A lot of work is going into this, in particular the Healthy Staffordshire Select Committee asked the Trust Special administrator to attend a meeting to answer questions on the proposals. The committee’s work in conjunction with the Council’s wider efforts clearly shows our commitment to responding robustly to the TSA and ensuring that Stafford and Staffordshire has the health services it deserves.

A new, more integrated delivery model for the local NHS, the continuation of maternity services in Stafford and a single acute trust working for Staffordshire is what I would like to see. But these are early days and we are still putting these ideas together.

We need to find a solution that will improve health services for local people and the county council will work with all our partners to create a healthier, happier and more prosperous Staffordshire.

Again, I would urge people to get involved in the consultations, either at the events or via the website.

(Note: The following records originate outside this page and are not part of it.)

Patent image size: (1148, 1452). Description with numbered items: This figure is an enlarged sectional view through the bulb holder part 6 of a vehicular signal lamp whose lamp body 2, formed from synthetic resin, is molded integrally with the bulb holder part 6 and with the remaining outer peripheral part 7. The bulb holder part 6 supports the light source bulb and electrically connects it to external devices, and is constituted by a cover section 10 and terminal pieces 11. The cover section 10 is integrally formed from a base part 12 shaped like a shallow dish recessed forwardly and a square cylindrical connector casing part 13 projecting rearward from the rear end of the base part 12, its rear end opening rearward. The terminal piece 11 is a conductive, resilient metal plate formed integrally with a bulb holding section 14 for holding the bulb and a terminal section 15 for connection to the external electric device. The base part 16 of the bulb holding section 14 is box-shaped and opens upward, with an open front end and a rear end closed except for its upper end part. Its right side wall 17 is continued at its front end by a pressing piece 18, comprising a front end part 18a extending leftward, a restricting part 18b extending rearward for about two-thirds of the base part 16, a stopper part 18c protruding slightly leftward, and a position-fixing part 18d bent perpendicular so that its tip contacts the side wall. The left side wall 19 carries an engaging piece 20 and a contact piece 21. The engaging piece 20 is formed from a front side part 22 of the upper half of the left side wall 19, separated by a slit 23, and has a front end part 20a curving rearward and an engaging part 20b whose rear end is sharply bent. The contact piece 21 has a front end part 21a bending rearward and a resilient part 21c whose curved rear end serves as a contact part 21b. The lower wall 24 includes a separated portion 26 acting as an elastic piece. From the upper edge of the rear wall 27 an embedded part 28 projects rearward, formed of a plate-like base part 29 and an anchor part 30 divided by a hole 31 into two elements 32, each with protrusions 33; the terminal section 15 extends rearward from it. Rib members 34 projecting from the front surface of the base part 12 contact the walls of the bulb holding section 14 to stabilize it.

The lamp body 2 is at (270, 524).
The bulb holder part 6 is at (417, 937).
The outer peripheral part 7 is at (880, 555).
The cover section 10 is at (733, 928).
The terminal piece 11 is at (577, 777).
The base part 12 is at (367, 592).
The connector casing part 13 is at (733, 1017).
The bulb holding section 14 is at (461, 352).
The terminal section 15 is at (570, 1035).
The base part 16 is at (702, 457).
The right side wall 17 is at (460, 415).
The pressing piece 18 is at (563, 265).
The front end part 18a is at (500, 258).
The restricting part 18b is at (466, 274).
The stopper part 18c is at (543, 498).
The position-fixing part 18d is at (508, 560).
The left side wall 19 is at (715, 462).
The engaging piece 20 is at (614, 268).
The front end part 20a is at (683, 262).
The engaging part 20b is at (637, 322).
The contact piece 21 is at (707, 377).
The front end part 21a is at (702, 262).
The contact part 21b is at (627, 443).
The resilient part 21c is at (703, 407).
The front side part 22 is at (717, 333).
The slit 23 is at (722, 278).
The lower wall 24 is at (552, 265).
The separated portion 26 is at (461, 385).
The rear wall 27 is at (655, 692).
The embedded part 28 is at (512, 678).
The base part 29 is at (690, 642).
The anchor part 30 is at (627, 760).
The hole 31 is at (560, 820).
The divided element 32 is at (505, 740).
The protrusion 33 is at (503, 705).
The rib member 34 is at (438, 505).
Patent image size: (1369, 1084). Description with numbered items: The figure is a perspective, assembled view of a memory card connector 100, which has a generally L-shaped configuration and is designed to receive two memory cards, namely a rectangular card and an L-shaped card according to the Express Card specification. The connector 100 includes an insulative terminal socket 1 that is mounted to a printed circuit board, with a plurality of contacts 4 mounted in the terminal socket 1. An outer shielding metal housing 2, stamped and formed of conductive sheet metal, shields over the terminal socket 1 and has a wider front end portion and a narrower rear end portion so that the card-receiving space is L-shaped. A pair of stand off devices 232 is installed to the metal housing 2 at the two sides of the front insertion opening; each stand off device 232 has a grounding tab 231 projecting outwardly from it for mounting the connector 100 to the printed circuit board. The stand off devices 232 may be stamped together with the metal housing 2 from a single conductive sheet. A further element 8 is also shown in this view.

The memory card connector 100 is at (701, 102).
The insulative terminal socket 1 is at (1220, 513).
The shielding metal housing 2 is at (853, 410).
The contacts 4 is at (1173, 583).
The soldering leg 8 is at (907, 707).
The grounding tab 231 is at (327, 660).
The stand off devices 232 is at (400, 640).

Moving from health to history, I am looking forward to an exciting archaeology project to unearth a Great War terrain model on Cannock Chase. 2014 is the Centenary year for the First World War and in Staffordshire our cultural and historical heritage during that horrendous war is being unveiled in new ways.

Archaeologists along with volunteers have just started work to clear the ground to unearth a large concrete terrain model representing a section of the Great War battle of Messines Ridge in 1917.

The model was built at Brocton Camp which, along with the camp at Rugeley, was used for the training of over half a million men during the First World War. Using a scale model of the defences on the Messines ridge allowed the British to plan and prepare the attack and ensure a level of planning that helped to avoid the disasters of previous attacks in earlier years.

Once the model has been excavated, the trench will be documented and recorded, and will be made available for public viewing before it is reburied to preserve it for future generations.